French Gov't Will Train SMEs to Use Google, Microsoft Tools

Microsoft and Google recruited a new sales force of sorts on Thursday: a network of business counsellors and IT trainers partly funded by the French government.

By Peter Sayer
Thu, March 26, 2009

IDG News Service — Microsoft and Google recruited a new sales force of sorts on Thursday: a network of business counsellors and IT trainers partly funded by the French government.

The companies have struck an agreement with the government allowing them to promote productivity tools such as Web analytics, document sharing and unified communications, including their own product offerings, through a government-backed IT training plan for small and medium-size enterprises (SMEs).

The government wants to help the country's small businesses use IT to increase sales and become more profitable, and last month renewed the program intended to achieve that, "Passport for a digital economy," for a further three years.

The Passport program delivers free training courses and offers other benefits to startups and businesses with fewer than about 20 employees that have followed three of the courses. Those benefits include discounts on IT products and services, and access to government-backed financing for IT purchases.

Some of the training courses will be written by Google and Microsoft under an agreement signed Thursday morning with Hervé Novelli, the secretary of state responsible for SMEs, and Yves Fouchet of CEFAC, a government-funded agency that delivers training and support to small businesses.

Google will contribute three training modules written by the company's marketing and product teams, said Mats Carduner, the company's managing director for Southern Europe. The courses will teach businesses how to create a Web site, attract an audience and optimize the site to increase sales using tools such as Google Analytics. "We'll make the modules available to CEFAC, but we won't do the training," he said.

Microsoft, a supporter of the Passport program since it began, will offer training materials on Web site creation, along with additional modules on unified communications products and Microsoft Office Live Small Business, its online office productivity tool, said Eric Boustouller, CEO of Microsoft France.

The company is also a participant in the government-sponsored buying guide for small businesses, he said.

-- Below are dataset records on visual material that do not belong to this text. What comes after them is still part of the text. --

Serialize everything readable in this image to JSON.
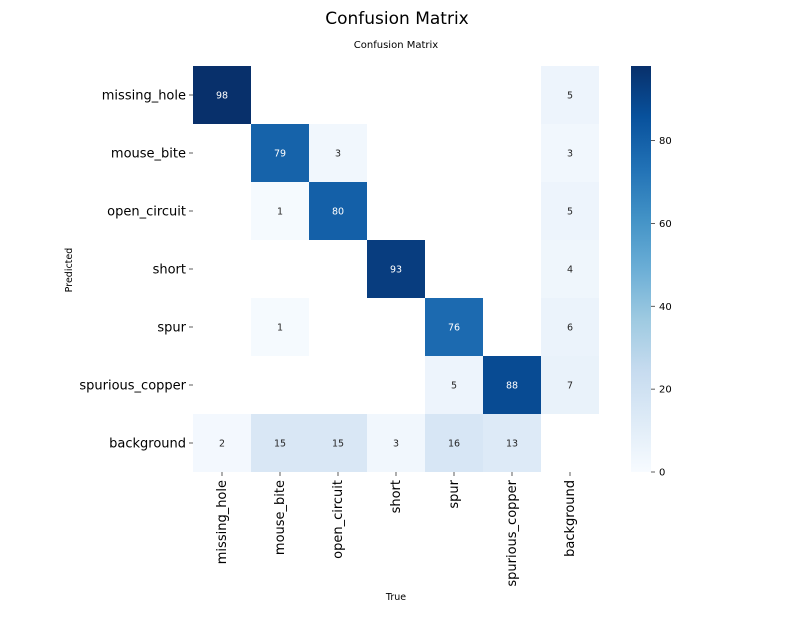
{
  "chart_data": {
    "type": "heatmap",
    "suptitle": "Confusion Matrix",
    "title": "Confusion Matrix",
    "xlabel": "True",
    "ylabel": "Predicted",
    "classes": [
      "missing_hole",
      "mouse_bite",
      "open_circuit",
      "short",
      "spur",
      "spurious_copper",
      "background"
    ],
    "matrix": [
      [
        98,
        null,
        null,
        null,
        null,
        null,
        5
      ],
      [
        null,
        79,
        3,
        null,
        null,
        null,
        3
      ],
      [
        null,
        1,
        80,
        null,
        null,
        null,
        5
      ],
      [
        null,
        null,
        null,
        93,
        null,
        null,
        4
      ],
      [
        null,
        1,
        null,
        null,
        76,
        null,
        6
      ],
      [
        null,
        null,
        null,
        null,
        5,
        88,
        7
      ],
      [
        2,
        15,
        15,
        3,
        16,
        13,
        null
      ]
    ],
    "colorbar": {
      "min": 0,
      "max": 98,
      "ticks": [
        0,
        20,
        40,
        60,
        80
      ]
    },
    "colormap": "Blues",
    "colors": {
      "low": "#f7fbff",
      "high": "#08306b"
    }
  }
}
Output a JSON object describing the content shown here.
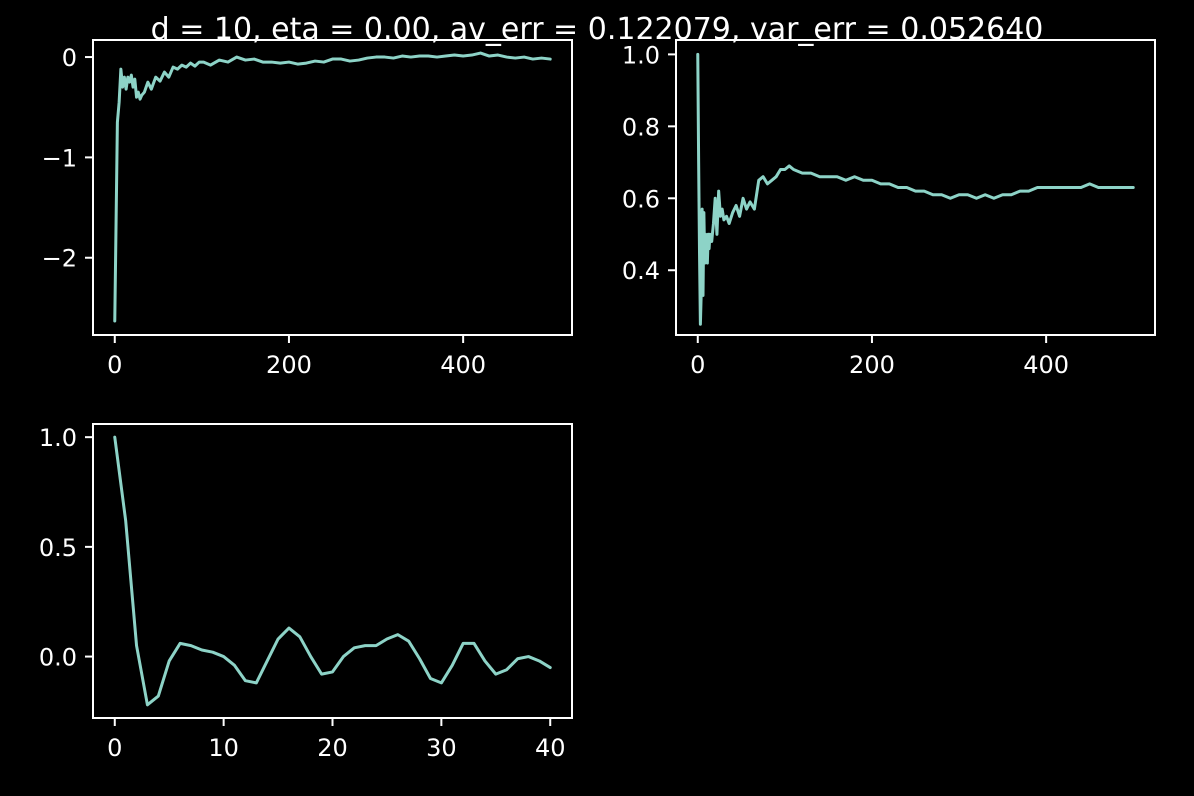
{
  "figure": {
    "title": "d = 10, eta = 0.00, av_err = 0.122079, var_err = 0.052640",
    "background": "#000000",
    "foreground": "#ffffff",
    "line_color": "#8dd3c7"
  },
  "chart_data": [
    {
      "type": "line",
      "title": "",
      "xlabel": "",
      "ylabel": "",
      "xlim": [
        -25,
        525
      ],
      "ylim": [
        -2.77,
        0.17
      ],
      "xticks": [
        0,
        200,
        400
      ],
      "xtick_labels": [
        "0",
        "200",
        "400"
      ],
      "yticks": [
        0,
        -1,
        -2
      ],
      "ytick_labels": [
        "0",
        "−1",
        "−2"
      ],
      "series": [
        {
          "x": [
            0,
            3,
            5,
            7,
            9,
            11,
            13,
            15,
            17,
            19,
            21,
            23,
            25,
            27,
            29,
            31,
            34,
            38,
            42,
            47,
            52,
            57,
            62,
            67,
            72,
            77,
            82,
            87,
            92,
            97,
            102,
            110,
            120,
            130,
            140,
            150,
            160,
            170,
            180,
            190,
            200,
            210,
            220,
            230,
            240,
            250,
            260,
            270,
            280,
            290,
            300,
            310,
            320,
            330,
            340,
            350,
            360,
            370,
            380,
            390,
            400,
            410,
            420,
            430,
            440,
            450,
            460,
            470,
            480,
            490,
            500
          ],
          "values": [
            -2.63,
            -0.65,
            -0.45,
            -0.12,
            -0.3,
            -0.2,
            -0.32,
            -0.2,
            -0.25,
            -0.18,
            -0.3,
            -0.22,
            -0.4,
            -0.35,
            -0.42,
            -0.38,
            -0.35,
            -0.25,
            -0.32,
            -0.2,
            -0.24,
            -0.15,
            -0.2,
            -0.1,
            -0.12,
            -0.08,
            -0.1,
            -0.06,
            -0.09,
            -0.05,
            -0.05,
            -0.08,
            -0.03,
            -0.05,
            0.0,
            -0.03,
            -0.02,
            -0.05,
            -0.05,
            -0.06,
            -0.05,
            -0.07,
            -0.06,
            -0.04,
            -0.05,
            -0.02,
            -0.02,
            -0.04,
            -0.03,
            -0.01,
            0.0,
            0.0,
            -0.01,
            0.01,
            0.0,
            0.01,
            0.01,
            0.0,
            0.01,
            0.02,
            0.01,
            0.02,
            0.04,
            0.01,
            0.02,
            0.0,
            -0.01,
            0.0,
            -0.02,
            -0.01,
            -0.02
          ]
        }
      ]
    },
    {
      "type": "line",
      "title": "",
      "xlabel": "",
      "ylabel": "",
      "xlim": [
        -25,
        525
      ],
      "ylim": [
        0.22,
        1.04
      ],
      "xticks": [
        0,
        200,
        400
      ],
      "xtick_labels": [
        "0",
        "200",
        "400"
      ],
      "yticks": [
        1.0,
        0.8,
        0.6,
        0.4
      ],
      "ytick_labels": [
        "1.0",
        "0.8",
        "0.6",
        "0.4"
      ],
      "series": [
        {
          "x": [
            0,
            1,
            2,
            3,
            4,
            5,
            6,
            7,
            8,
            9,
            10,
            11,
            12,
            13,
            14,
            16,
            18,
            20,
            22,
            24,
            26,
            28,
            30,
            33,
            36,
            40,
            44,
            48,
            52,
            56,
            60,
            65,
            70,
            75,
            80,
            85,
            90,
            95,
            100,
            105,
            110,
            120,
            130,
            140,
            150,
            160,
            170,
            180,
            190,
            200,
            210,
            220,
            230,
            240,
            250,
            260,
            270,
            280,
            290,
            300,
            310,
            320,
            330,
            340,
            350,
            360,
            370,
            380,
            390,
            400,
            410,
            420,
            430,
            440,
            450,
            460,
            470,
            480,
            490,
            500
          ],
          "values": [
            1.0,
            0.7,
            0.45,
            0.25,
            0.34,
            0.57,
            0.33,
            0.56,
            0.42,
            0.5,
            0.45,
            0.42,
            0.5,
            0.46,
            0.5,
            0.48,
            0.53,
            0.6,
            0.5,
            0.62,
            0.55,
            0.57,
            0.54,
            0.55,
            0.53,
            0.56,
            0.58,
            0.55,
            0.6,
            0.57,
            0.59,
            0.57,
            0.65,
            0.66,
            0.64,
            0.65,
            0.66,
            0.68,
            0.68,
            0.69,
            0.68,
            0.67,
            0.67,
            0.66,
            0.66,
            0.66,
            0.65,
            0.66,
            0.65,
            0.65,
            0.64,
            0.64,
            0.63,
            0.63,
            0.62,
            0.62,
            0.61,
            0.61,
            0.6,
            0.61,
            0.61,
            0.6,
            0.61,
            0.6,
            0.61,
            0.61,
            0.62,
            0.62,
            0.63,
            0.63,
            0.63,
            0.63,
            0.63,
            0.63,
            0.64,
            0.63,
            0.63,
            0.63,
            0.63,
            0.63
          ]
        }
      ]
    },
    {
      "type": "line",
      "title": "",
      "xlabel": "",
      "ylabel": "",
      "xlim": [
        -2,
        42
      ],
      "ylim": [
        -0.28,
        1.06
      ],
      "xticks": [
        0,
        10,
        20,
        30,
        40
      ],
      "xtick_labels": [
        "0",
        "10",
        "20",
        "30",
        "40"
      ],
      "yticks": [
        1.0,
        0.5,
        0.0
      ],
      "ytick_labels": [
        "1.0",
        "0.5",
        "0.0"
      ],
      "series": [
        {
          "x": [
            0,
            1,
            2,
            3,
            4,
            5,
            6,
            7,
            8,
            9,
            10,
            11,
            12,
            13,
            14,
            15,
            16,
            17,
            18,
            19,
            20,
            21,
            22,
            23,
            24,
            25,
            26,
            27,
            28,
            29,
            30,
            31,
            32,
            33,
            34,
            35,
            36,
            37,
            38,
            39,
            40
          ],
          "values": [
            1.0,
            0.62,
            0.05,
            -0.22,
            -0.18,
            -0.02,
            0.06,
            0.05,
            0.03,
            0.02,
            0.0,
            -0.04,
            -0.11,
            -0.12,
            -0.02,
            0.08,
            0.13,
            0.09,
            0.0,
            -0.08,
            -0.07,
            0.0,
            0.04,
            0.05,
            0.05,
            0.08,
            0.1,
            0.07,
            -0.01,
            -0.1,
            -0.12,
            -0.04,
            0.06,
            0.06,
            -0.02,
            -0.08,
            -0.06,
            -0.01,
            0.0,
            -0.02,
            -0.05
          ]
        }
      ]
    }
  ]
}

"It's not just about Microsoft products. We're open to any products that work with ours, whether from Google or others," he said.

Google and Microsoft are not the only IT vendors backing the Passport program: others include Cisco Systems, Dell, Fujitsu Siemens Computers, Hewlett-Packard, Lenovo, PayPal and Yahoo.

Since the launch of the program, 45,000 businesses have signed up for help, according to Fouchet.

However, that's just a small fraction of the 2.7 million microenterprises in France, said Novelli. One of the limiting factors for the Passport program is how to reach them all, as the network of small business advisers doesn't have sufficient geographic reach, he said.

That's why the government is almost doubling the number of advisers, said Nathalie Kosciusko-Morizet, secretary of state for IT.

She also wants to see improvements in the quality of IT training, and said the government is looking at a system of certification for trainers. With the level of demand for IT expertise today, "IT advisor" needs to become a recognized profession that people can put on their CV, she said.